Il faut que les autorités mauritaniennes fassent respecter le droit à la liberté de réunion pacifique et fassent preuve de retenue dans le maintien de l’ordre lors des manifestations prévues pour le 27 juin, alors que la répression semble s’intensifier, comme en témoignent notamment le blocage de l’accès à Internet et les arrestations de personnalités de l’opposition, a déclaré Amnesty International.

Les manifestations qui doivent avoir lieu le 27 juin dans l’après-midi sont un moyen important pour la population mauritanienne d’exprimer ses opinions sur la situation des droits humains dans le pays depuis l’élection présidentielle
François Patuel, chercheur sur l’Afrique de l’Ouest à Amnesty International

« Les manifestations qui doivent avoir lieu le 27 juin dans l’après-midi sont un moyen important pour la population mauritanienne d’exprimer ses opinions sur la situation des droits humains dans le pays depuis l’élection présidentielle, a déclaré François Patuel, chercheur sur l’Afrique de l’Ouest à Amnesty International.

« Il faut que les autorités fassent preuve de retenue face aux manifestant·e·s, notamment qu’elles assurent leur sécurité et lèvent les restrictions d’accès à Internet de sorte que la population puisse s’exprimer librement et partager des informations. »

L’élection présidentielle mauritanienne s’est déroulée le 22 juin et l’accès à Internet a été coupé le 23, après que Mohamed Ould Ghazouani, candidat du parti au pouvoir, s’est déclaré vainqueur. Cette mesure constitue une violation du droit à la liberté d’expression.
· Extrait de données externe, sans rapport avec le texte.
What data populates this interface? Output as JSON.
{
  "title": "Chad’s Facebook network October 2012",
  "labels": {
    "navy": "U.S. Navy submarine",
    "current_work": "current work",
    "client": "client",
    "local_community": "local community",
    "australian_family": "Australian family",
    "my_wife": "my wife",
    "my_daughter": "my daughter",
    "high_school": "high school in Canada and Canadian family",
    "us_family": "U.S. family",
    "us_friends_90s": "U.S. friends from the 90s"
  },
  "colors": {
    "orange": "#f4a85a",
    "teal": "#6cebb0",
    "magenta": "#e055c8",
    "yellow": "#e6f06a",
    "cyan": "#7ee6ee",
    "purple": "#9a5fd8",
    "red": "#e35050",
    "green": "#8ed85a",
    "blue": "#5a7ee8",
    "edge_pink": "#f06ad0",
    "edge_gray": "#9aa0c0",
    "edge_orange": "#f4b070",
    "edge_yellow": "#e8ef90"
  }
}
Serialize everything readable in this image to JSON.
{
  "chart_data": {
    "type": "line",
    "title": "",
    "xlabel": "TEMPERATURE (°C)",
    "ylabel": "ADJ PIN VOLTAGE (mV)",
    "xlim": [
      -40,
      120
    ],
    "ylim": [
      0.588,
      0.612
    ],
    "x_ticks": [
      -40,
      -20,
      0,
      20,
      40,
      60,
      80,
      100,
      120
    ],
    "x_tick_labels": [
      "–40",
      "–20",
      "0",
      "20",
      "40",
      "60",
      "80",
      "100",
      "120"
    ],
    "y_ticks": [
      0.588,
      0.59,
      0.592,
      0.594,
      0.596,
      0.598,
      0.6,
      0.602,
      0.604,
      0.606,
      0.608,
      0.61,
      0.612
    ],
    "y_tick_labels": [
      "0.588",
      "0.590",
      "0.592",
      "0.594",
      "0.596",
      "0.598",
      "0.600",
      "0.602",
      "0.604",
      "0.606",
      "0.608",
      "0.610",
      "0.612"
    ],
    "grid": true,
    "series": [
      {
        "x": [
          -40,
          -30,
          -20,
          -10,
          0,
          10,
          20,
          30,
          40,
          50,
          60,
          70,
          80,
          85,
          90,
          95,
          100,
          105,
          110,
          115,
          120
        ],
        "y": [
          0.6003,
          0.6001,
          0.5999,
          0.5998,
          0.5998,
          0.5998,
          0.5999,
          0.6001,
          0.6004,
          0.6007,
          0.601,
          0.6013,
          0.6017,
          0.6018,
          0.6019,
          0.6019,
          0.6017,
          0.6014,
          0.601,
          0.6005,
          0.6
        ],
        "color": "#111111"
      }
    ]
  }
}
Elle empêche les journalistes, les défenseur·e·s des droits humains et les membres de l’opposition d’accéder à des informations et d’en échanger librement et doit être annulée immédiatement.

La répression postélectorale semble se poursuivre et un certain nombre de personnalités de l’opposition ont été arrêtées, notamment Samba Thiam, dirigeant des Forces progressistes pour le changement et Cheikhna Mohamed Lemine Cheikh, directeur de campagne de la Coalition Sawab/Initiative de resurgence du mouvement abolitionniste, dans le quartier de Ksar, à Nouakchott. Toutes ces personnes doivent être libérées ou inculpées d’une infraction reconnue par la loi.
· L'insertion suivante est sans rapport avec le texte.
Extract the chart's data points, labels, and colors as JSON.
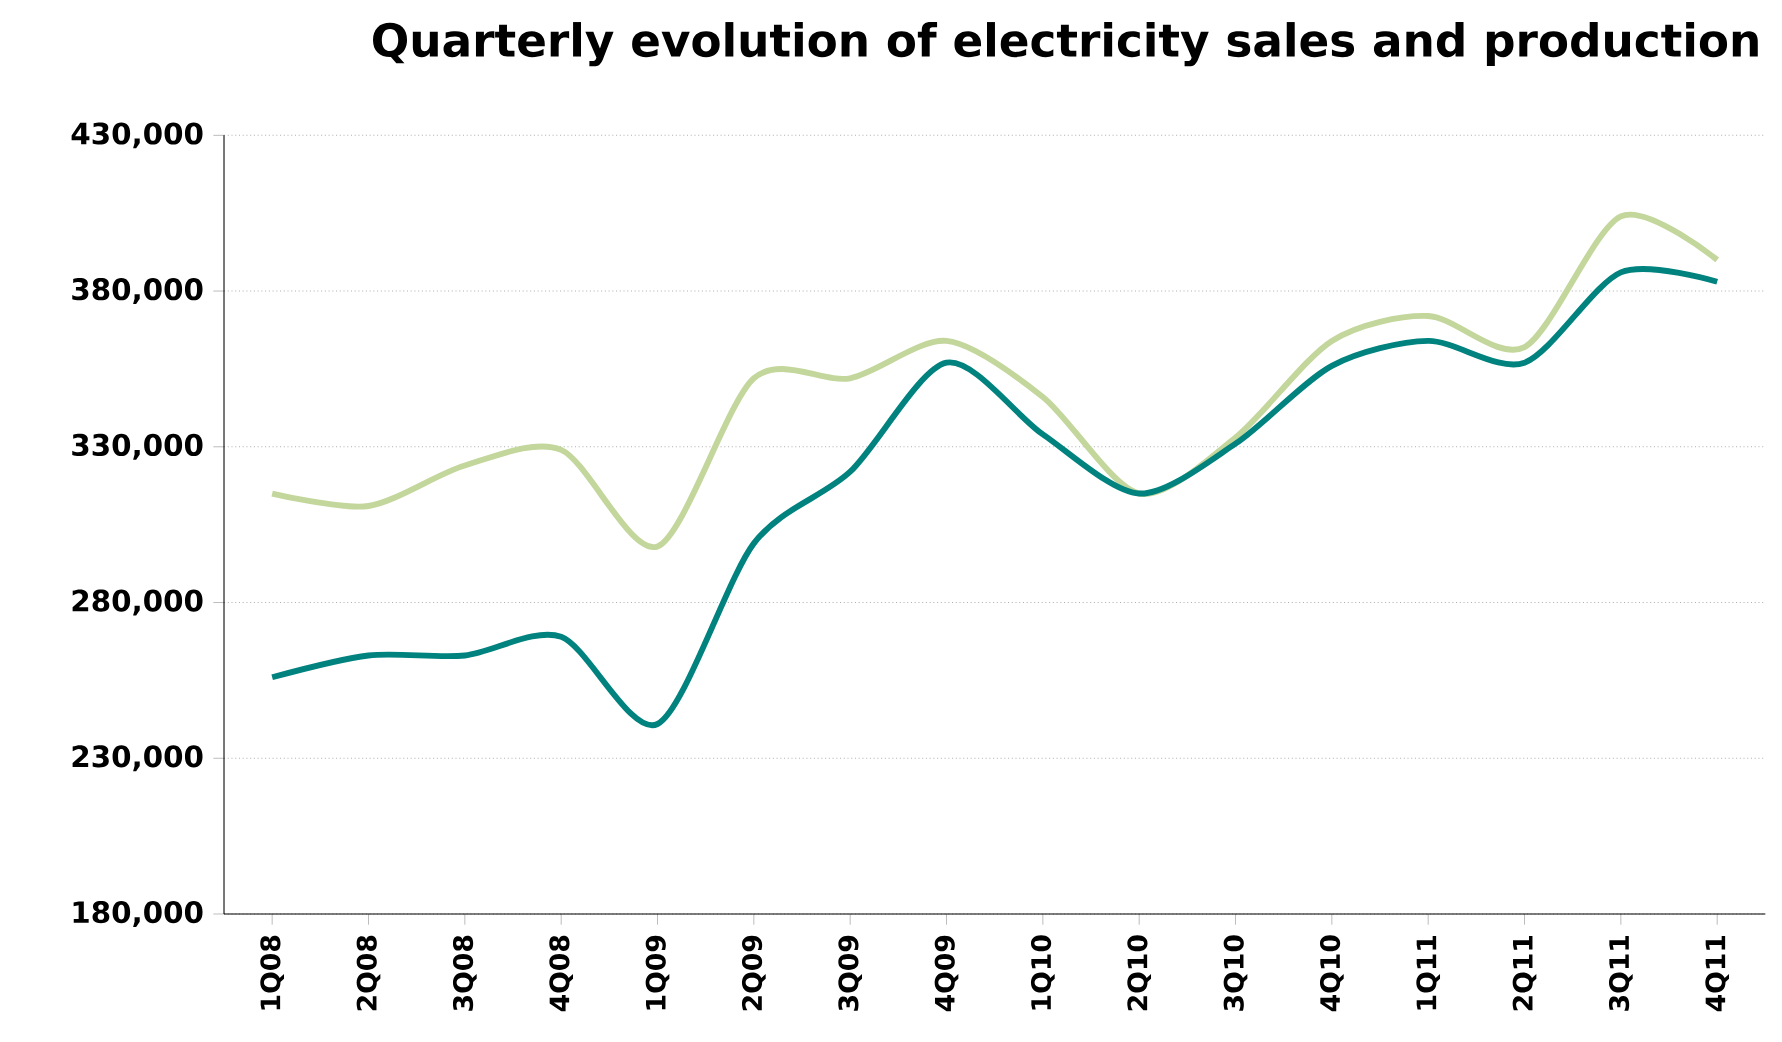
{
  "chart_data": {
    "type": "line",
    "title": "Quarterly evolution of electricity sales and production",
    "categories": [
      "1Q08",
      "2Q08",
      "3Q08",
      "4Q08",
      "1Q09",
      "2Q09",
      "3Q09",
      "4Q09",
      "1Q10",
      "2Q10",
      "3Q10",
      "4Q10",
      "1Q11",
      "2Q11",
      "3Q11",
      "4Q11"
    ],
    "series": [
      {
        "color": "#c3d69b",
        "values": [
          315000,
          311000,
          324000,
          329000,
          298000,
          352000,
          352000,
          364000,
          346000,
          315000,
          333000,
          364000,
          372000,
          362000,
          404000,
          390000
        ]
      },
      {
        "color": "#00827f",
        "values": [
          256000,
          263000,
          263000,
          269000,
          241000,
          299000,
          322000,
          357000,
          334000,
          315000,
          331000,
          356000,
          364000,
          357000,
          386000,
          383000
        ]
      }
    ],
    "ylim": [
      180000,
      430000
    ],
    "yticks": [
      {
        "value": 180000,
        "label": "180,000"
      },
      {
        "value": 230000,
        "label": "230,000"
      },
      {
        "value": 280000,
        "label": "280,000"
      },
      {
        "value": 330000,
        "label": "330,000"
      },
      {
        "value": 380000,
        "label": "380,000"
      },
      {
        "value": 430000,
        "label": "430,000"
      }
    ],
    "grid": "y",
    "marker": "none",
    "line_style": "solid"
  }
}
Il faut que les autorités mauritaniennes cessent immédiatement de semer la haine et la division en détournant des mots de leur sens et s’engagent à respecter, protéger, promouvoir et concrétiser les droits humains de tou·te·s, y compris des personnes migrantes, demandeuses d’asile et réfugiées
Francois Patuel

« Les autorités justifient leur répression brutale par un discours qui accuse des ressortissants de pays voisins d’être les instigateurs des manifestations en rapport avec l’élection. Ces propos sont toxiques et extrêmement problématiques dans un pays encore aux prises avec une discrimination raciale profondément ancrée, a déclaré François Patuel.

« Il faut que les autorités mauritaniennes cessent immédiatement de semer la haine et la division en détournant des mots de leur sens et s’engagent à respecter, protéger, promouvoir et concrétiser les droits humains de tou·te·s, y compris des personnes migrantes, demandeuses d’asile et réfugiées. »

Complément d’information

Les groupes d’opposition avaient prévu de manifester le 27 juin dans l’après-midi en Mauritanie pour contester les résultats de l’élection présidentielle du 22 juin. Cependant, les autorités ont interdit ces rassemblements et plusieurs personnalités de l’opposition ont appelé à les reporter. Faute de moyen de communication efficace du fait du blocage de l’accès à Internet, il est probable que les manifestations aient quand même lieu.

Le ministre de l’Intérieur, le ministre des Affaires étrangères et des policiers de haut rang ont fait des déclarations publiques dans lesquelles ils accusaient des ressortissants d’autres pays d’être responsables des manifestations en rapport avec l’élection.

À la veille de l’élection, Amnesty International et 32 organisations locales de défense des droits humains avaient appelé les candidats à s’engager à protéger et à promouvoir les droits humains, y compris en luttant contre les pratiques discriminatoires et en protégeant les droits des personnes migrantes, réfugiées et demandeuses d’asile.